MADRID – Per la polizia e la questura la partita non era a alto rischio. E forse anche per questo gli ultras di Atletico e Deportivo hanno avuto pochissimi problemi a incontrarsi e picchiarsi prima dell’arrivo delle forze dell’ordine.
“Né la polizia né i club” Atletico Madrid e Deportivo La Coruña “hanno rilevato” la presenza di gruppi di ultras radicali, coinvolti nei violenti incidenti di ieri nei dintorni dello stadio Calderon, “né hanno informato della loro mobilitazione”. E’ quanto ha assicurato oggi in dichiarazioni a radio Cadena Ser il prefetto di Madrid, Cristina Cifuentes.
La delegata del governo a Madrid ha riconosciuto che, “se la partita fosse stata considerata di alto rischio” probabilmente si potevano evitare gli incidenti precedenti alla partita, in cui è morto il tifoso ultras del Deportivo Francisco Javier Romero Taboada, di 43 anni, padre di un bimbo di 4 e di un ragazzo di 19 anni, picchiato e gettato nel fiume Manzanares.
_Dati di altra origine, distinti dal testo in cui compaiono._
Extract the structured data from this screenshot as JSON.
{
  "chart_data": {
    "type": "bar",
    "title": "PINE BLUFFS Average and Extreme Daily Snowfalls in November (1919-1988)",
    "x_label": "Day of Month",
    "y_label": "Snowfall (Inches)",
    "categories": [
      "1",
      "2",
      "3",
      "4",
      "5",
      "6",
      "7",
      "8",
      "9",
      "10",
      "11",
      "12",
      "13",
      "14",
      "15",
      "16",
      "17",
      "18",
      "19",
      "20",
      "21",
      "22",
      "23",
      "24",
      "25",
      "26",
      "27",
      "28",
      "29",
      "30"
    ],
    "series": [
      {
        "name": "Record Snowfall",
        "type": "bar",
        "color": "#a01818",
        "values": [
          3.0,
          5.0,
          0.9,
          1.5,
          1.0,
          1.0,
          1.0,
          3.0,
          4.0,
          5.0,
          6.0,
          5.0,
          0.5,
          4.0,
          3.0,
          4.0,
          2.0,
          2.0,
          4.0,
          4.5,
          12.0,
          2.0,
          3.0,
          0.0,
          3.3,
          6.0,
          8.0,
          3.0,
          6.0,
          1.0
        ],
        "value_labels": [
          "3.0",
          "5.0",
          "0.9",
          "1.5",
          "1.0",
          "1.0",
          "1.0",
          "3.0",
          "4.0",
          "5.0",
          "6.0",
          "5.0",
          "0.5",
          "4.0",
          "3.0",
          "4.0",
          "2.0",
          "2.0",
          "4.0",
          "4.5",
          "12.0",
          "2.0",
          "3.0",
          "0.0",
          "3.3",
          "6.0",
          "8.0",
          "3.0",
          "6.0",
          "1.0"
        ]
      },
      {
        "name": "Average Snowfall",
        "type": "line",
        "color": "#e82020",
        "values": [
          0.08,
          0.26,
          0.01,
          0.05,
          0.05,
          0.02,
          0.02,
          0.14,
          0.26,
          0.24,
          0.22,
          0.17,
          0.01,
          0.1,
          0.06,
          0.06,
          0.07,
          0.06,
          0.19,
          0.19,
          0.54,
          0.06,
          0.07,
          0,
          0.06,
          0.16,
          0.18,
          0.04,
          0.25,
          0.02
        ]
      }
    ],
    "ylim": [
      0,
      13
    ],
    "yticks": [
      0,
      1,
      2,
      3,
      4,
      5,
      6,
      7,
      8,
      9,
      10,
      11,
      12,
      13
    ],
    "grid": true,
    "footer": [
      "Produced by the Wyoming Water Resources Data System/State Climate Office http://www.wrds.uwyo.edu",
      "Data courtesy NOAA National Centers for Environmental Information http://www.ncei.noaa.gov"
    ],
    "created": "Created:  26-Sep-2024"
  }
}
La Cifuentes ha riconosciuto che i gruppi di ultras delle opposte tifoserie del Frente Atletico e dei Riazor Blues “non si sono incontrati casualmente”, ma che si erano sfidati attraverso i social network per la partita al Calderon. “Se si fosse qualificata ad alto rischio, si sarebbe attivato un dispositivo di prevenzione molto superiore”, ha assicurato il prefetto, secondo il quale “non si sapeva che gli ultras sarebbero arrivati negli autobus”.
Per la partita di domenica gli agenti di polizia mobilitati non superavano le 150 unità, secondo fonti di polizia citate dai media. Il bilancio della battaglia campale, scoppiata poco prima delle 9 nella zona di Madrid Rio, è stato di un morto, 13 feriti e 21 arresti.